Xymogen was recognized by Inc. Magazine on its list of the 5,000 fastest growing private companies in the country. The company recorded $5 million in sales in January 2013 and $6 million in January of last year. Xymogen CEO Brian Blackburn said he expects the sales momentum to accelerate.
"With many initiatives in place as we launch 2015, I believe Xymogen will eclipse the $8 million mark in the third quarter of this year,” Blackburn said.
The company's revenues have been steadily increasing since its inception in 2003. While it is difficult to get verified revunue numbers on a private company, Xymogen said it has seen consistent sales growth for 44 consecutive quarters, and realized over 500% growth in the past five years. The company says its annual sales have risen from just over $5.2 million in 2004 to more than $68 million by the end of 2014.
From distributor to manufacturer
The company markets slightly more than 200 different products running the gamut of the dietary supplement and functional foods sector. Xymogen started manufacturing many of its own products in 2012, with the inauguration of a 136,000-square-foot facility in Orlando, FL. Part of the spur for that development was a recall for undeclared peanut allergens the company was forced to issue in 2011.

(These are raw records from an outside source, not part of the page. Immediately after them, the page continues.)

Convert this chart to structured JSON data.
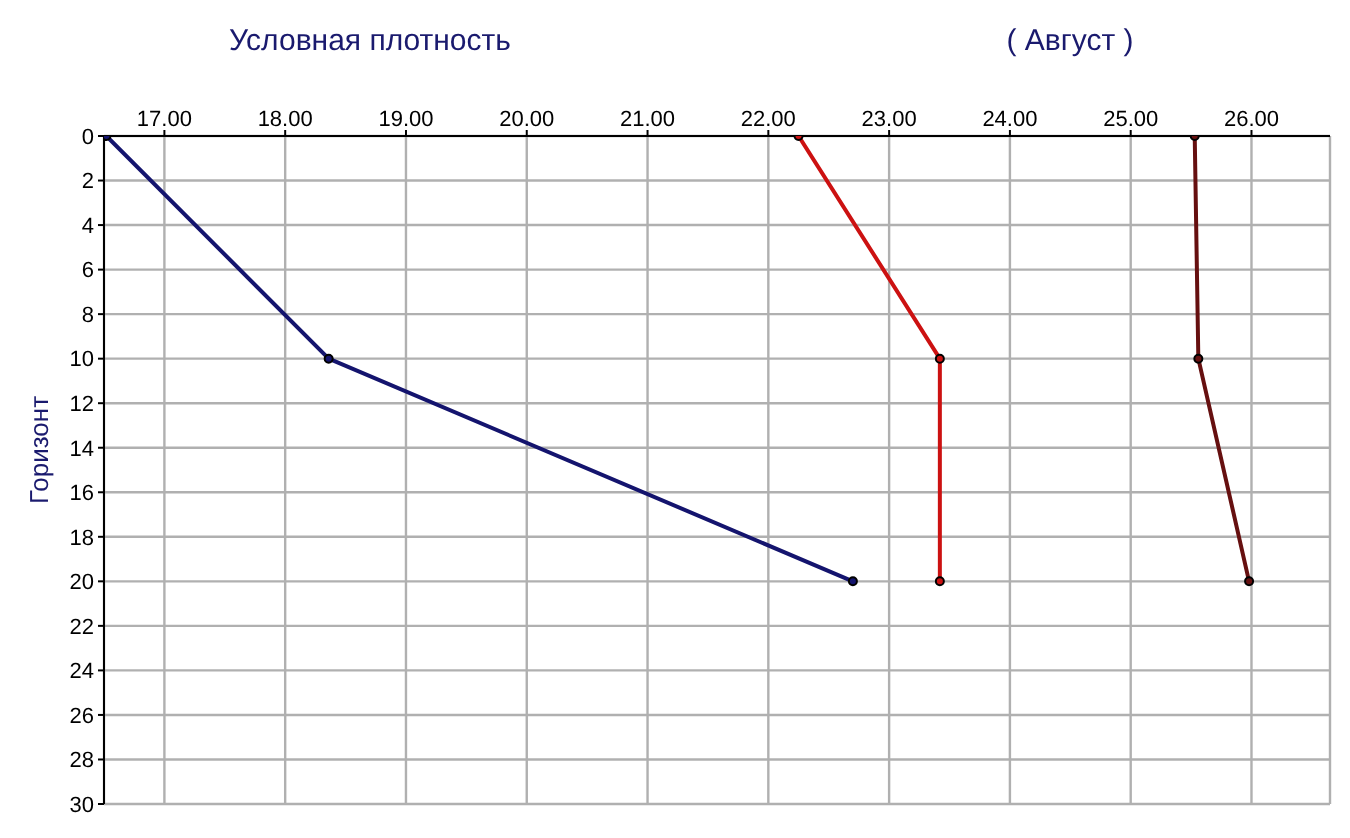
{
  "chart_data": {
    "type": "line",
    "title": "Условная плотность",
    "subtitle": "( Август )",
    "ylabel": "Горизонт",
    "xlim": [
      16.5,
      26.65
    ],
    "xticks": [
      {
        "value": 17,
        "label": "17.00"
      },
      {
        "value": 18,
        "label": "18.00"
      },
      {
        "value": 19,
        "label": "19.00"
      },
      {
        "value": 20,
        "label": "20.00"
      },
      {
        "value": 21,
        "label": "21.00"
      },
      {
        "value": 22,
        "label": "22.00"
      },
      {
        "value": 23,
        "label": "23.00"
      },
      {
        "value": 24,
        "label": "24.00"
      },
      {
        "value": 25,
        "label": "25.00"
      },
      {
        "value": 26,
        "label": "26.00"
      }
    ],
    "ylim": [
      30,
      0
    ],
    "yticks": [
      0,
      2,
      4,
      6,
      8,
      10,
      12,
      14,
      16,
      18,
      20,
      22,
      24,
      26,
      28,
      30
    ],
    "grid": true,
    "marker": "circle",
    "line_style": "solid",
    "series": [
      {
        "color": "#14146e",
        "x": [
          16.52,
          18.36,
          22.7
        ],
        "values": [
          0,
          10,
          20
        ]
      },
      {
        "color": "#cc1111",
        "x": [
          22.25,
          23.42,
          23.42
        ],
        "values": [
          0,
          10,
          20
        ]
      },
      {
        "color": "#661010",
        "x": [
          25.53,
          25.56,
          25.98
        ],
        "values": [
          0,
          10,
          20
        ]
      }
    ]
  }
}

Taking on the manufacturing responsibility has given the company greater confidence in its finished products, Blackburn said. The company had to issue another recall in 2013 for undeclared allergens in a joint care product called artriphen, but that process was speeded by having operations in house, he said.
“Making the big leap of taking on your own manufacturing dramatically shifts the weight. As a result, we have been, since day one, stringently verifying the presence or absence of allergens in raw materials we purchase, along with bulk items or finished products received from third-party manufacturers, as part of our due diligence to ensure product safety and compliance with US Food and Drug Administration regulations,” Blackburn said.
The company’s growth from a labeler and distributor into a manufacturer has not been without some serious bumps in the road. In 2011 the company received a warning letter from FDA detailing many violations in quality control and operations at its then labeling and distribution facility in Orlando. The letter also cited a number of noncompliant disease claims for the company’s products made in its website. Xymogen (parent company name: Atlantic Pro Nutrients) seemed to have learned its lesson, having received a close out letter on that action in August 2012.
Maintaining engagement
Blackburn said Xymogen now does some contract manufacturing and sells products overseas, but most of the company’s growth has come from the practitioner channel in North America. Continuing education is part of the way Xymogen gets and keeps the loyalty of those customers, Blackburn said. The company has a unique program in which practitioners pay for continuing education courses that the company has held in various locations around the US. The company charged $198 for the one day courses titled The Metabolic Nexus.
“I’ve always been opposed to giving anything away for free. You want people to commit to the conference, you want people who are engaged in the subjects,” Blackburn told NutraIngredients-USA.